Now, I'm not the type that minds a bit of clutter (in fact, I often tolerate obscene amounts of it on just about every horizontal surface). I like the pile of shavings that grow while I'm in the heat of working on dimensions of doing joinery. But when starting something new, stumbling over old cutoffs and shavings from the last project just feels like an energy drag. Getting those cleaned up and out of the way not only clears away the physical barriers of the last project, but the psychological baggage of it as well.

And cleaning is also great for getting back in touch with how the shop is set up. Getting a good flow going is essential to making good progress while woodworking; moving from task to task, shifting from one operation to another without having to stop and think "ok, now how the hell am I going to move things around to do this?" is paramount. So I find that during the between project clean up a good time to tweak and adjust those things that I put off because I was too busy in the middle of something.
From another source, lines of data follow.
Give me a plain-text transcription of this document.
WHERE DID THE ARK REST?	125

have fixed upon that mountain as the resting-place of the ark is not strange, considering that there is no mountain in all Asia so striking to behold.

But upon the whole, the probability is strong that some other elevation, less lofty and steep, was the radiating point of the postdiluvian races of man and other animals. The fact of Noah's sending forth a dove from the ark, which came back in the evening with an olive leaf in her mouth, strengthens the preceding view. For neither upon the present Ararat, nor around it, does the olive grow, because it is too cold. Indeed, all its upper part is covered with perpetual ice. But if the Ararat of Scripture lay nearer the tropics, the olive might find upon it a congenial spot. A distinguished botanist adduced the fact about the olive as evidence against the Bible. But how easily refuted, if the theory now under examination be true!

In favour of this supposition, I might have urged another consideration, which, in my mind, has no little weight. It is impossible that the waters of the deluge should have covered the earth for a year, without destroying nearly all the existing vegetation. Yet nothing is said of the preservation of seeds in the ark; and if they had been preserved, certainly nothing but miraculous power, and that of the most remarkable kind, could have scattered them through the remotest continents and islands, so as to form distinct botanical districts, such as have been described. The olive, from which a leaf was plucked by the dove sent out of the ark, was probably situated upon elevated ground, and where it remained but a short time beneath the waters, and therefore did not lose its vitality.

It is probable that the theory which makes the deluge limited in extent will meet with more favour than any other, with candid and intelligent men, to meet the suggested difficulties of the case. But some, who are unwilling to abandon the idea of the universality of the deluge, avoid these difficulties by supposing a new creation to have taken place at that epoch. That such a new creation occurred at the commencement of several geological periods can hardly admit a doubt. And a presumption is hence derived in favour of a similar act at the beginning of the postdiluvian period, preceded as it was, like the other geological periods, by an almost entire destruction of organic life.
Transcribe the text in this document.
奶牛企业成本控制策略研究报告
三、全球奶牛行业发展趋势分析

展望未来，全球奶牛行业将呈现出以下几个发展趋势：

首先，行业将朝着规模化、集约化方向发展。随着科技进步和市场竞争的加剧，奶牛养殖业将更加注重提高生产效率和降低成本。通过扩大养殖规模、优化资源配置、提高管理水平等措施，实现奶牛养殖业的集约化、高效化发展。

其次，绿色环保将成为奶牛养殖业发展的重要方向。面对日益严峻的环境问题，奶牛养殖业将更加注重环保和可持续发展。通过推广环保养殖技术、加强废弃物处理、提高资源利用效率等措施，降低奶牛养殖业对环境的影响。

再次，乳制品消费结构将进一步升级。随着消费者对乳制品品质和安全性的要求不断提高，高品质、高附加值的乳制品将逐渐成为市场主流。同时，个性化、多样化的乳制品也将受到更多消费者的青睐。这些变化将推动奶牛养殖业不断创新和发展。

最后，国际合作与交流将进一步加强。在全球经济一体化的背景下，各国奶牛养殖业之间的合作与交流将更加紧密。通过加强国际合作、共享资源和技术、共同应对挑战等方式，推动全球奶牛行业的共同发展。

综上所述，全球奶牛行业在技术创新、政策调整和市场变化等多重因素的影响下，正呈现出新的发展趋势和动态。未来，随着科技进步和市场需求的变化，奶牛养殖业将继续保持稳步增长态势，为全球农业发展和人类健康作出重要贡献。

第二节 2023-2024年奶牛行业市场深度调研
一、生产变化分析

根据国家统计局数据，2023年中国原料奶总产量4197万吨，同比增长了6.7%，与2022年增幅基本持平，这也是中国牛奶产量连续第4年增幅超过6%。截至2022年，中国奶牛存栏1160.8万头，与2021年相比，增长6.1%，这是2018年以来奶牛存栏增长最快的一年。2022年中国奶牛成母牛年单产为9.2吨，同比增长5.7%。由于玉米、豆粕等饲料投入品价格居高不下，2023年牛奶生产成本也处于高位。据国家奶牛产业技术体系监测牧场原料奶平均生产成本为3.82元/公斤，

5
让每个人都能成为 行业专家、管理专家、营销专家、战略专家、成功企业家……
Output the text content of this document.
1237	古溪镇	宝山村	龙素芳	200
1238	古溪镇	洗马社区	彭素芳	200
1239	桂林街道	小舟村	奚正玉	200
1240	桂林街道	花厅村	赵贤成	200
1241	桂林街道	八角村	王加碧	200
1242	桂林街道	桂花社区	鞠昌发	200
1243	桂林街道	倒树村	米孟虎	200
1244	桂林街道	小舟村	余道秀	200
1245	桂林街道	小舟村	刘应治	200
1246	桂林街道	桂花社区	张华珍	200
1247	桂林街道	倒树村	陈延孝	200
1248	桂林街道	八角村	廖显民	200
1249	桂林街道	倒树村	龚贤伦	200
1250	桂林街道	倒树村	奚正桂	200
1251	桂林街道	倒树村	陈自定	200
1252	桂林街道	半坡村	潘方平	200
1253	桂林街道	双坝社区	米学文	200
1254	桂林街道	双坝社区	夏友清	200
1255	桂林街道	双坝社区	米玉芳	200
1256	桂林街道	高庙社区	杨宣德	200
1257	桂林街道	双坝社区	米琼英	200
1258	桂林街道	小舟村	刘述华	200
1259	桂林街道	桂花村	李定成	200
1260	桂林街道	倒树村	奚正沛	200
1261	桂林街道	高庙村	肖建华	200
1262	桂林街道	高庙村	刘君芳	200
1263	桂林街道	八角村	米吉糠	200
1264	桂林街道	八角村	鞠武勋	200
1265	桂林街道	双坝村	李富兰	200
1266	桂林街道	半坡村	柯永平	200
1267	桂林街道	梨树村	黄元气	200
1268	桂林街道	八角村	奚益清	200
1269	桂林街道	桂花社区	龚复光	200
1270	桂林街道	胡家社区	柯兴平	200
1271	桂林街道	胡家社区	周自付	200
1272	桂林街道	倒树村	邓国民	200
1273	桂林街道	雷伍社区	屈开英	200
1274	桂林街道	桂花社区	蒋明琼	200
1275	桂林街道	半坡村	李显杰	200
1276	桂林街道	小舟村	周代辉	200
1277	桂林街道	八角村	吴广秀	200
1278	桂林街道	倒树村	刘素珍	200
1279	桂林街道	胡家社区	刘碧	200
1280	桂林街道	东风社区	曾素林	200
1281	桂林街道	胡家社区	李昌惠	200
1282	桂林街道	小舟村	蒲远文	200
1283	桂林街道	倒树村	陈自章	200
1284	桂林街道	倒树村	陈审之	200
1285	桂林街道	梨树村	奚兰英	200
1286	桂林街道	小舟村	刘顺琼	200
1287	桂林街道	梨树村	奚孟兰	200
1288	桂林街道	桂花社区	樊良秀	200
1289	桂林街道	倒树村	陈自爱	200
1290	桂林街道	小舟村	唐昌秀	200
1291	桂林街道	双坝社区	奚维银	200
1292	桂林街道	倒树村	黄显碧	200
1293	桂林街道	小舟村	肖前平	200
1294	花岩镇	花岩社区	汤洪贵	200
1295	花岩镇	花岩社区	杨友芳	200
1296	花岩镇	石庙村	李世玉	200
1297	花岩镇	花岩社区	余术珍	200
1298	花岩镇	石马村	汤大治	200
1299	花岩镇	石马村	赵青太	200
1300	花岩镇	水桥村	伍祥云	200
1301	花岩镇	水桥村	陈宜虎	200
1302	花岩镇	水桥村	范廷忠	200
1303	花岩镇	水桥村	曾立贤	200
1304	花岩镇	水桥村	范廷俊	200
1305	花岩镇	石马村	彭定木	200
For example, when I replaced my powered miter saw with my hand powered miter box last year, I set the level of the miter box's deck just a hair too low compared to the two countertops on either side that support longer stock. That meant that sometimes when I was at the bottom of a cut, the blade would start to bind as the two pieces pushed in on it. It wasn't bad enough to get me to fix it before, but today, when I was placing it back after cleaning around it, I took the time to set the level correctly. Shop improved. In another case, I had screwed on a holder for storing the 4" dust collector hose that serves my bandsaw and jointer, but I'd used short 3/8" screws, and of course, one day they pulled out. The holder had been sitting on a nearby shelf useless for a couple of months. During this cleaning, I took the time to re-attach it with deeper screws. Etc etc. Not earth shaking, but anything that improves my flow during a project means that much more time of focus on the woodworking, and less on fussing around with some little shop annoyance.

So, finally after a few hours of sweeping, vacuuming, dusting, sorting, storing, labeling, adjusting, moving, and clearing, the shop is back, and ready for new projects.

Still a garage sometimes

Its been a little quiet here recently. Despite having made some good progress on a few small projects (posts on those to come), and the large wardrobe project, this past December, the arctic blast has forced my shop to revert to garage mode. While the insulated shop can be quite comfortable in cold weather (If I want to pay for the heating costs), it was time to let the car back in. Hopefully I can get back to "shop" configuration in a few weeks.


Working on a large project, like my current wardrobe project, takes a lot of time. And large projects go faster when I can get large blocks of time to work on them (so, that's weekends). When I have only an hour or so here & there, I find it hard to "get into" a large project, knowing that I'll soon have to stop.

Instead, I often use that time for little detours like cleaning the shop, organizing stuff, sharpening, tool maintenance, or even little side projects. And even though I'm not making progress on anything big, I'm still having fun in my shop. Here's a few detours that I went on recently.

Saw Support

I cleverly (not) built myself only ONE saw bench a while ago. I works great, but when working on a long board, I have nothing to support the other end with - there's nothing around that is the right height. But I don't actually need a whole second saw bench, so instead, I but one of these saw support/work support/work stand things. It has two "levels"; one the height of my saw bench, and the other the height of my work bench. I used some scrap red & white oak for material, and mortise & through tenons to join it, with wedges for the bottom through tenons. I finished it with boiled linseed oil. It's already proven handy.

Moving Fillister Plane

I tossed a bid into an eBay auction a few weeks ago, and happened to win it. It's a cool old wooden moving fillister plane. It's nothing fancy, but it's in good shape, except for the missing nicker iron. I took a little time to knock off the rust, clean it up, and sharpen the iron. It works great. A future detour will be to find some tool steel for the iron, cut & shape it, and then harden & temper it (something I haven't tried yet, but am inspired to do so by blacksmith Peter Ross).

Band Saw Maintenance

When my band saw blade started drifting, on even the simplest cut, I knew something was screwy. Especially since I'd recently put on a new Woodslicer blade about three weeks ago. A little investigation later, and damn it if the bottom thrust bearing hadn't seized up. Amazing how that makes such a difference -- you'd think the blade could still just slide along it. Oh well, a phone call to service, and in a few minutes I had the part on order. But that means no band sawing for a while.